Fig. 4.

The ubiquitin chains attached to IRAK1 and IRAK2 during TLR signalling are initiated by the formation of ester as well as isopeptide bonds. (A, B) BMDM from WT or HOIL-1[C458S] knock-in mice were stimulated for 10 min with the TLR7 activating ligand 1 μg/ml R848 (A) or for 20 min with 1 μg/ml Pam₃CSK₄ an activator of the TLR1/2 heterodimer. The cells were lysed and ubiquitylated proteins captured from the cell extracts on Halo-NEMO beads and incubated for 30 min at 37 °C with λPPase.
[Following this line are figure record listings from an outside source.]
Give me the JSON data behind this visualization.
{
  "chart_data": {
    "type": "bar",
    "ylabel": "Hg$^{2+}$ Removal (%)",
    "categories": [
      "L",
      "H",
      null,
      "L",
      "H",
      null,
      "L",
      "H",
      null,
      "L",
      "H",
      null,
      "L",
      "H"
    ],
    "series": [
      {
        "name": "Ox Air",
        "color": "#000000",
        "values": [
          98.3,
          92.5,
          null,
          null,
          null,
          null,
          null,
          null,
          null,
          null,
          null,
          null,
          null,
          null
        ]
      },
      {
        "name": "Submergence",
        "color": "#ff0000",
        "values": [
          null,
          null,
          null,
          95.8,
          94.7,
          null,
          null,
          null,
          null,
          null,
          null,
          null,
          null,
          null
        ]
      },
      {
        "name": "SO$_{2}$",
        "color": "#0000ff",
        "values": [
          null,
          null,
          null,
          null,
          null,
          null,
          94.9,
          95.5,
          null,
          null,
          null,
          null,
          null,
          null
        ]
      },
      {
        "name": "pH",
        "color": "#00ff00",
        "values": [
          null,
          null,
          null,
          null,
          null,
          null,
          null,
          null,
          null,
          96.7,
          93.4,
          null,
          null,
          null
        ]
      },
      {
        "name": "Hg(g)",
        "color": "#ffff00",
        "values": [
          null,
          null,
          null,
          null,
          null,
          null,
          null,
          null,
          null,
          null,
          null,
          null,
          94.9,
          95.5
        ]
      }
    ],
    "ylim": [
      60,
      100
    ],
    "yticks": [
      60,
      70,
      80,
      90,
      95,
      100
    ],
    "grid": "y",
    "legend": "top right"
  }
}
Following incubation for 60 min at pH 9.0 without (-) or with (+) 0.5 M hydroxylamine, the beads were incubated for a further 60 min at pH 7.5 without (-) or with (+) 1 μM USP2. Immunoblotting was performed with antibodies recognising IRAK1 or IRAK2. (C, D) Rate of formation of ubiquitylated IRAK1 and IRAK2 during TLR signalling. BMDM from WT or HOIL-1[C458S] mice were stimulated with 1 μg/ml R848 or 1 μg/ml Pam₃CSK₄ for the times indicated, lysed and ubiquitylated IRAK1 and IRAK2 captured from the cell extracts and treated with λPPase as in A, B. Phosphatase treatment was followed by immunoblotting with antibodies recognising IRAK1, IRAK2 and IKKβ (the latter acting as a loading control that binds to NEMO in a ubiquitin-independent manner). The figure is adapted from results presented in Kelsall et al. (2019).